Using points and examples from the talk, explain the two definitions of money
presented by the professor.
So, let’s talk about money. What is money? Well, typically people think of coins and
paper “bills” as money . . . but that’s using a somewhat narrow definition of the term. A broad definition is this: [slowly] money is anything that people can use to make purchases with. Since many things can be used to make purchases, money can have
many different forms. Certainly, coins and bills are one form of money. People exchange goods and services for coins or paper bills, and they use this money . . . these bills . . . to obtain other goods and services. For example, you might give a taxi driver five dollars to purchase a ride in his taxi. And he in turn gives the five dollars to a farmer to buy some vegetables . . .

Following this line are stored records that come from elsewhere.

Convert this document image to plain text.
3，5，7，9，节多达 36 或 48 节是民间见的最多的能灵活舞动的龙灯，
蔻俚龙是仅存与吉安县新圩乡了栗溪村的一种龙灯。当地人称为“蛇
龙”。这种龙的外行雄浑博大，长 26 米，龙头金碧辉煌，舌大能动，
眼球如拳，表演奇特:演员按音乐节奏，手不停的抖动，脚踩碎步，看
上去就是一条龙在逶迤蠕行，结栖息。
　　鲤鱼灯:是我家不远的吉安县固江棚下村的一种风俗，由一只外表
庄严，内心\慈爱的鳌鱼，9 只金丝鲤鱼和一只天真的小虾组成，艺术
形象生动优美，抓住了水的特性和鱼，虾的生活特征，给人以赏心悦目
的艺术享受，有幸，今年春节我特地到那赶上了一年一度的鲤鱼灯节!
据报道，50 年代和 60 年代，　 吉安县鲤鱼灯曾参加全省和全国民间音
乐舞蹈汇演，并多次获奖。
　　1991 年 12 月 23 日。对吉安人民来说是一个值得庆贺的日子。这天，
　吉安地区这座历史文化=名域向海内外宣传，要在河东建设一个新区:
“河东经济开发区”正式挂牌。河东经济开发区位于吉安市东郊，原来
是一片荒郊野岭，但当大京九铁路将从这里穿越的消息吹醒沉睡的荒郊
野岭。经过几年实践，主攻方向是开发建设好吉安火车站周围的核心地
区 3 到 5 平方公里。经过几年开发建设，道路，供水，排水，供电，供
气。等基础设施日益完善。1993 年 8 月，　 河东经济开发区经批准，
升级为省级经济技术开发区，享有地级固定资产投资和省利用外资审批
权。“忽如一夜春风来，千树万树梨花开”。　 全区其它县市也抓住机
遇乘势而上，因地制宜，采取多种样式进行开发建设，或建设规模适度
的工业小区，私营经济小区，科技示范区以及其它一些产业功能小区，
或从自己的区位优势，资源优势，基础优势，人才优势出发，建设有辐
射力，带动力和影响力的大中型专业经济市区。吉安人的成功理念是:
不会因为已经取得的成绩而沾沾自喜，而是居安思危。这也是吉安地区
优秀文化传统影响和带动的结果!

But, as I said, coins and bills aren’t the only form of money under this broad definition. Some societies make use of a barter system. Basically, in a barter system people exchange goods and services directly for other goods and services. The taxi driver, for example, might give a ride to a farmer in exchange for some vegetables. Since the vegetables are used to pay for a service, by our broad definition the vegetables are used in barter as a form of money.
Now, as I mentioned, there’s also a second . . . a narrower definition of money. In
the United States only coins and bills are legal tender—meaning that by law, a seller must accept them as payment. The taxi driver must accept coins or bills as payment for a taxi ride. OK? But in the U.S., the taxi driver is not required to accept vegetables in exchange for a ride. So a narrower definition of money might be whatever is legal tender in a society, whatever has to be accepted as payment.